I have a data set with n=199 observations and p=149 variables. I've tried to fit a lasso regression for reducing the number of variables in a logistic regression, but when i used it, I got that the best model have 0 variables. I don't know if my variables need to be standarized, or maybe my data set is too small.
My code is:
library(glmnet)
set.seed(914) ## number for reproducing
modelfitted<-glmnet(independent,dependent, family = "binomial",alpha = 1) #fitting the lasso regresssion
cv.modelfitted <- cv.glmnet(independent, dependent, type.measure = "class",family="binomial") ## C.V. for getting the best lambda.

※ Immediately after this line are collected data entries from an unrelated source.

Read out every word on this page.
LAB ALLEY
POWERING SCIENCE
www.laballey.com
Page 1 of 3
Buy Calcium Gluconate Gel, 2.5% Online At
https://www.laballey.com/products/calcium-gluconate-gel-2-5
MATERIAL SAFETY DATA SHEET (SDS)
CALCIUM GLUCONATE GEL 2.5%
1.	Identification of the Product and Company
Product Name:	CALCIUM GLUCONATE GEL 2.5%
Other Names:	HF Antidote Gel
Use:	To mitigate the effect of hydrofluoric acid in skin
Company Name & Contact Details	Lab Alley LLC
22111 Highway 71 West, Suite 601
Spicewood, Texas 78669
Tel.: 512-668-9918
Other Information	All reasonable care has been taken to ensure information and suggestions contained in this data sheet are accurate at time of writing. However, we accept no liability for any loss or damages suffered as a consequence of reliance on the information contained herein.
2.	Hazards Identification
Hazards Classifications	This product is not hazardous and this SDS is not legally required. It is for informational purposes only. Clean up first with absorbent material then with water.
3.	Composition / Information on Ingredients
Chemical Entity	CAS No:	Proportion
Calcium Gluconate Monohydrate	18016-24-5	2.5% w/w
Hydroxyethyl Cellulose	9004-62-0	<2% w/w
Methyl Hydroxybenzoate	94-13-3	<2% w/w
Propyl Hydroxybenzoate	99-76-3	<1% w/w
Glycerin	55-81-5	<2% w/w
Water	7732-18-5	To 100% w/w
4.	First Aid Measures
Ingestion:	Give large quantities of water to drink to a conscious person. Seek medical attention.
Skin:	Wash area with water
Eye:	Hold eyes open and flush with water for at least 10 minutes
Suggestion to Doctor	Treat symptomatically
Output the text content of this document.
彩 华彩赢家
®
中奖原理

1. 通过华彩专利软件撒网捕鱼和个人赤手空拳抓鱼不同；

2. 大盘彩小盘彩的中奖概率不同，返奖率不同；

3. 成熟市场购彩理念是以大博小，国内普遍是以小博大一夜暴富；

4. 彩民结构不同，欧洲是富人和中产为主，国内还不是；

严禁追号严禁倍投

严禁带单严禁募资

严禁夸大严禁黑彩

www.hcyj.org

coef(modelfitted,s=cv.modelfitted$lambda.min )
The output is
49 x 1 sparse Matrix of class "dgCMatrix"
1
(Intercept) -0.567521
capturing_times_on_page .
times_on_perfil .
times_on_home .
times_on_faq .
times_on_terminos .
times_on_privacidad .
times_on_acerca .
times_on_lugares_de_pago .
times_on_blog .
times_on_contacto .
times_on_libro_de_reclamaciones .
capturing_time_on_steps .
time_on_step1 .
time_on_step2 .
time_on_step3 .
time_on_step4 .
time_on_step5 .
time_on_subir_fotos .
time_on_confimado .
time_on_reintentar_subir_fotos .
amount_changes .
time_changes .
some rows were omitted.
The minimum miss classification error is for when the number of variables is zero. I hope that someone can help me. Why is this happening?